B2 40' 12 panel box car, Vermilion Red, Slanted road name HO scale

B2 40' 12 panel box car, Vermilion Red, Slanted road name HO scale

Regular price $46.95 $0.00 Unit price per

HO scale, with trucks and magnetic couplers. Six car numbers available.

These models of Great Northern 12 panel, 40’ 6” inside length box cars by InterMountain are numbered in series 18000 to 19499. The prototype cars were built in 1949. Cars 18000-18499 were 10’ Inside Height, provided 3715 cubic feet of space and were equipped with Superior doors. Cars 18500-19499 were 10-2 Inside Height, provided 3775 cubic feet of space and were equipped with Youngstown doors. The difference in inside height reflects the presence of an interior ceiling in the 10 foot high cars, and no ceiling in the 10-2 high cars. Exterior dimensions are the same. This lot of cars were painted mineral red when built.

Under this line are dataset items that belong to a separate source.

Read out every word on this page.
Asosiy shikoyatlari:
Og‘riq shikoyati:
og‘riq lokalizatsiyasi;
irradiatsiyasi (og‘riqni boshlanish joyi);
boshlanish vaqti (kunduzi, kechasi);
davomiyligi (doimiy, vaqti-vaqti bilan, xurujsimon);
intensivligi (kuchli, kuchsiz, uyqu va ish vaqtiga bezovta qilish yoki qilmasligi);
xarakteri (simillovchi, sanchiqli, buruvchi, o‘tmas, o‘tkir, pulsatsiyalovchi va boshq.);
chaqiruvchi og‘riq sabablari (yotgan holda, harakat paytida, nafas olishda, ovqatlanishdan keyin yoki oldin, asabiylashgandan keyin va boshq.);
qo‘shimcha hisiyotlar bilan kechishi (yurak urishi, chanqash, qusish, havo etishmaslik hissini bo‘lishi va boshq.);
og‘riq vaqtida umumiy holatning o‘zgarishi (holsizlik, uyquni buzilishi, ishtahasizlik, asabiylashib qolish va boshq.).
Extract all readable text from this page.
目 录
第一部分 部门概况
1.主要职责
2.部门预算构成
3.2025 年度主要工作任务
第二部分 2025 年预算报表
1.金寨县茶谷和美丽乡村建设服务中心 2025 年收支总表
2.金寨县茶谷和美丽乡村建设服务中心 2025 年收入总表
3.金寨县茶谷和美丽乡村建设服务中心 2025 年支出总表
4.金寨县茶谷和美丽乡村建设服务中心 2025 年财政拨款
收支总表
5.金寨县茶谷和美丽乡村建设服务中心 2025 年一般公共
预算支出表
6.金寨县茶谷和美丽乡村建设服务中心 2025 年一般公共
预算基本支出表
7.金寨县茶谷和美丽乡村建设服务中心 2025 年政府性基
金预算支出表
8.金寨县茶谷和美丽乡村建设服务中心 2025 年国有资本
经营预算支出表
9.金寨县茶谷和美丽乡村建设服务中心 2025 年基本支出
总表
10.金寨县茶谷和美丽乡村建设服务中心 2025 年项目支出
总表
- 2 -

When production of the 12 panel box cars ended in 1951, the 3,975 cars of this design were 19% of the box car roster. Most of them lasted to and beyond the BN merger. If you are modeling 1950-1970, you should have a significant number of these cars in your fleet.

The models are correctly painted Vermillion red with slanted ‘Great Northern’ to the right of the door, a paint scheme applied from October of 1956 through 1962. These models have incorrectly painted vermilion rather than correct mineral red underbodies. Cars 18006 and 18405, which were really 10’ IH, are incorrectly stenciled as 10-2 IH. Cars 18722, 19248, 19365 and 19457 were really 10-2 IH and are correctly stenciled 10-2 IH.

See GNRHS Reference Sheet 61 and Modelers’ Pages 97 and 98. 



Boxcars dominated the Great Northern’s car fleet for decades. They were used to haul anything that had to be protected from the weather. Grain was the traffic that paid the GN’s bills and grain was hauled in boxcars. Grain originated from Montana east of the Rocky Mountains eastward along the entire railway to Minneapolis, and from central Montana and Eastern Washington to export elevators on the Lower Columbia River and Puget Sound. Lumber moved eastward from Washington, Oregon, Idaho, Montana in box cars. Lumber was long haul traffic that generated good revenue per carload. Less than Carload and carload merchandise was an important commodity group due to its high revenue. Boxcar loads of merchandise moved predominately westward on the GN.

Great Northern began to build its fleet of 40-foot box cars at the turn of the Twentieth Century. By 1917 the railway had purchased 22,666 40-foot wooden underframe box cars of 80,000-pound and 2,687 cubic feet capacity. Of these, 8,860 had drop bottoms for transportation of bulk coal. Side doors were 5’ 5” wide.

After the United States entered WW I in April 1917, American producers flooded the ports of New York and New Jersey with supplies for England and France much faster than water carriers could remove them. Up to 180,000 cars, including many tens of thousands of boxcars, plugged the ports and the rail lines leading to them as far west as Pittsburg and Buffalo, creating a car shortage in the rest of the country. Rather than help unclog the ports, the Federal Government took over the railroads on December 26, 1917 and created a new bureaucracy, the USRA, to operate them.

Great Northern received 1,500 USRA box cars in 1919, numbered 23494 to 24993. These were GN’s first steel under fame box cars. Inside length was 40’ 6” compared to GN’s previous cars that were 40’ IL. Doors were 6’ wide, rather than GN’s previous 5’ 5” standard. The 40’ 6” IL and six-foot-wide doors would become GN and industry standard dimensions until the end of production of 40-foot box cars.

Beginning in 1937 and continuing through 1942, the Great Northern bought 8,000 ARA design cars of 10’ 0” inside height and 3712 cubic feet capacity with tongue and grove sides from commercial car builders. The capacity of these cars was nominally 100,000 pounds.

Then in 1944, 1945, and 1947 the Great Northern built 1,875 plywood sided cars of 10’ 0” inside height and 3727 cubic feet capacity at St. Cloud. The capacity of these cars was nominally 100,000 pounds.

Great Northern built its first all steel box cars at St. Cloud in 1948, cars 10900 to 11874, and express box cars 2525-2549. Great Northern was the last major railroad to adopt all steel box car construction. All 4,975 40-6 Inside Length box cars built from 1948 to 1953 had 12 steel panels per side, tabbed side frames and inside height of either 10’ or 10' 2".